Grupa Azoty nadal na gigantycznym minusie
Wyniki finansowe spółki za pierwsze półrocze tego roku są lepsze niż rok temu, ale nadal ujemne. Pod koniec września br. zadłużenie spółki wynosił około 10 mld złotych.
Sytuacja grupy jest bardzo trudna i wciąż trwa proces jej restrukturyzacji. Spółka szuka oszczędności wyprzedając majątek, tnąc koszty, ale przygotowuje się też do zmian. Prezes Adam Leszkiewicz otwarcie przyznawał, że Grupa musi przejść w najbliższym czasie transformacje, nie da się bowiem według niego, przy tej skali problemów utrzymać tego samego modelu działania. Spółka poza oszczędnościami szuka też nowych dróg, w których mogłaby rozwijać swoją działalność. Jednym z pomysłów jest właśnie produkcja komponentów do produkcji materiałów wybuchowych.
Minister Aktywów Państwowych Jakub Jaworski zapewnił w siedzibie Grupy Azoty, że rząd oraz dyplomacja pracują nad wprowadzaniem cła na nawozy z Rosji. Jednym z powodów ogromnych problemów finansowych Grupy Azoty jest napływ do Polski tanich nawozów z Rosji i Białorusi. Pracownicy azotów z całej Polski planują w środę w tej sprawie akcje protestacyjną. Minister Aktywów Państwowych Jakub Jaworski zapewniał, że rząd jest zdeterminowany żeby walczyć z importem rosyjskich nawozów. Bo jak dodał minister Jaworski "80 procent ceny nawozów to jest cena gazu".

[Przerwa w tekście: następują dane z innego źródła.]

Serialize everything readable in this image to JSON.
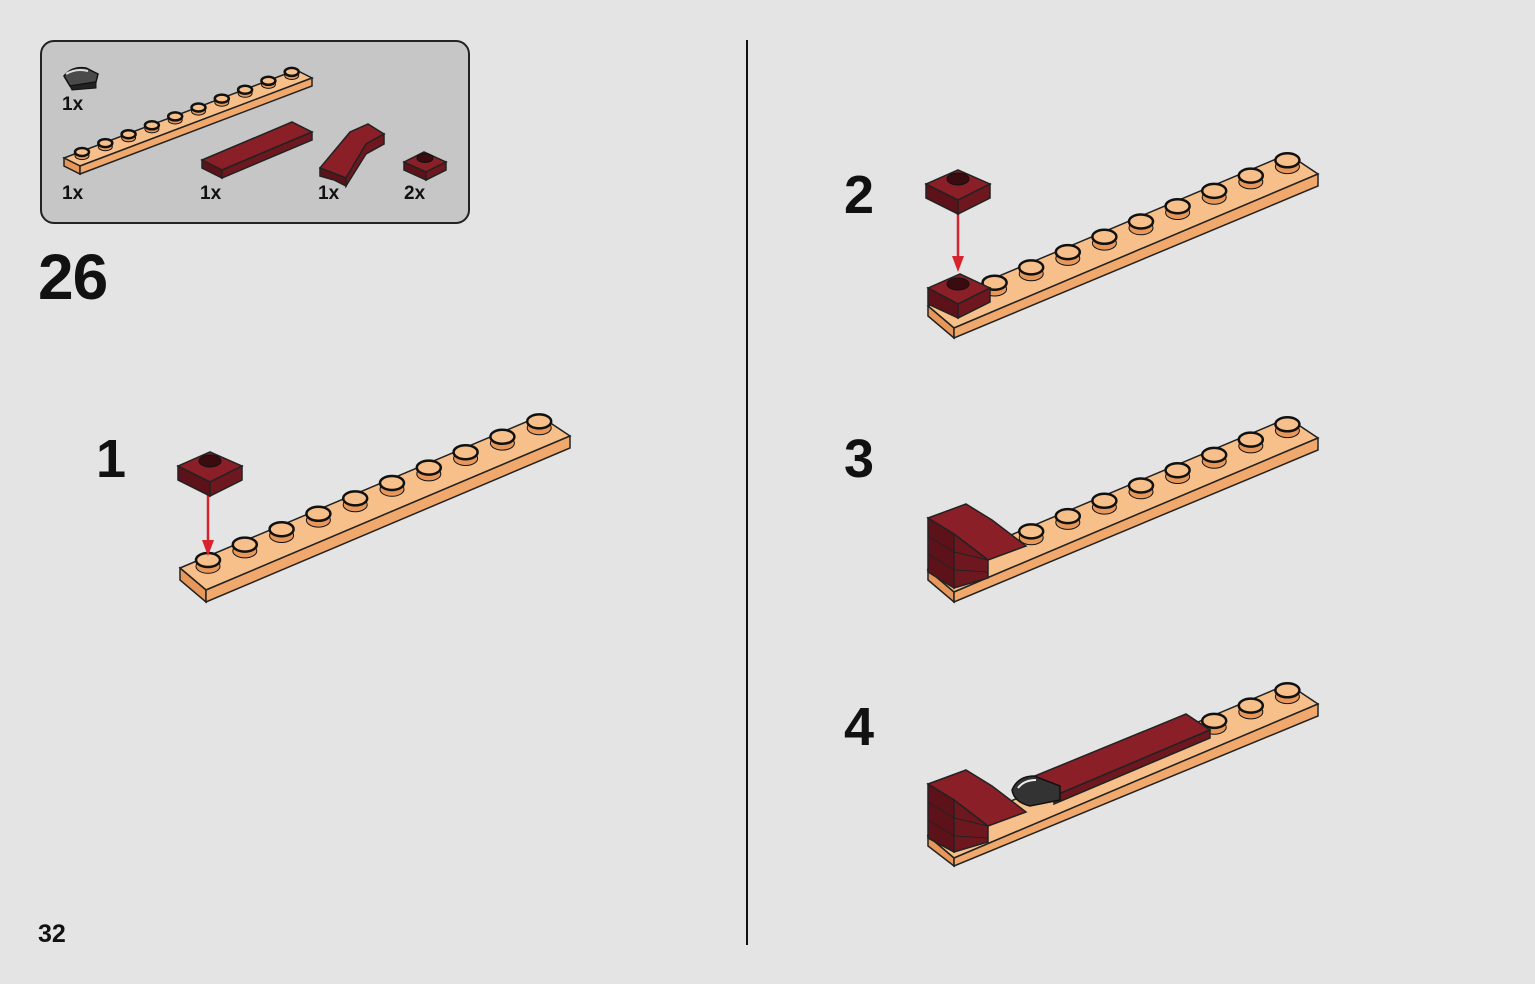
{
  "parts": [
    {
      "name": "black-curved-slope",
      "qty": "1x"
    },
    {
      "name": "tan-plate-1x10",
      "qty": "1x"
    },
    {
      "name": "dark-red-tile-1x6",
      "qty": "1x"
    },
    {
      "name": "dark-red-slope",
      "qty": "1x"
    },
    {
      "name": "dark-red-plate-1x1",
      "qty": "2x"
    }
  ],
  "step_number": "26",
  "sub_steps": [
    "1",
    "2",
    "3",
    "4"
  ],
  "page_number": "32",
  "colors": {
    "background": "#e4e4e4",
    "parts_box": "#c6c6c6",
    "tan": "#f0a86c",
    "dark_red": "#7a1b22",
    "arrow": "#d8232f",
    "black_piece": "#333333"
  }
}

"To co robi Rosja i Białoruś w zasadzie można, nie bójmy się tego określenia, wpisać w taką wojnę hybrydową z Polską, ale w ogóle z całą Europą. Bo nie mogą eksportować gazu to eksportują po dumpingowych cenach nawozy. I to się musi skończyć. Naszym celem są cła. Będziemy pracowali nad tym żeby one wynosiły 30 - 40 procent. Niestety prawdopodobnie drogą sankcyjną nie bylibyśmy w stanie wiele wskórać. Bo tam jest potrzebna jednomyślność, a tej jednomyślności nie będzie. Także idziemy najbardziej pragmatyczną ścieżką. Tak żeby zapewnić bezpieczeństwo żywnościowe i tak żeby Azoty mogły wyjść z tej trudnej sytuacji, w której się znalazły". - podkreślał minister Jaworski.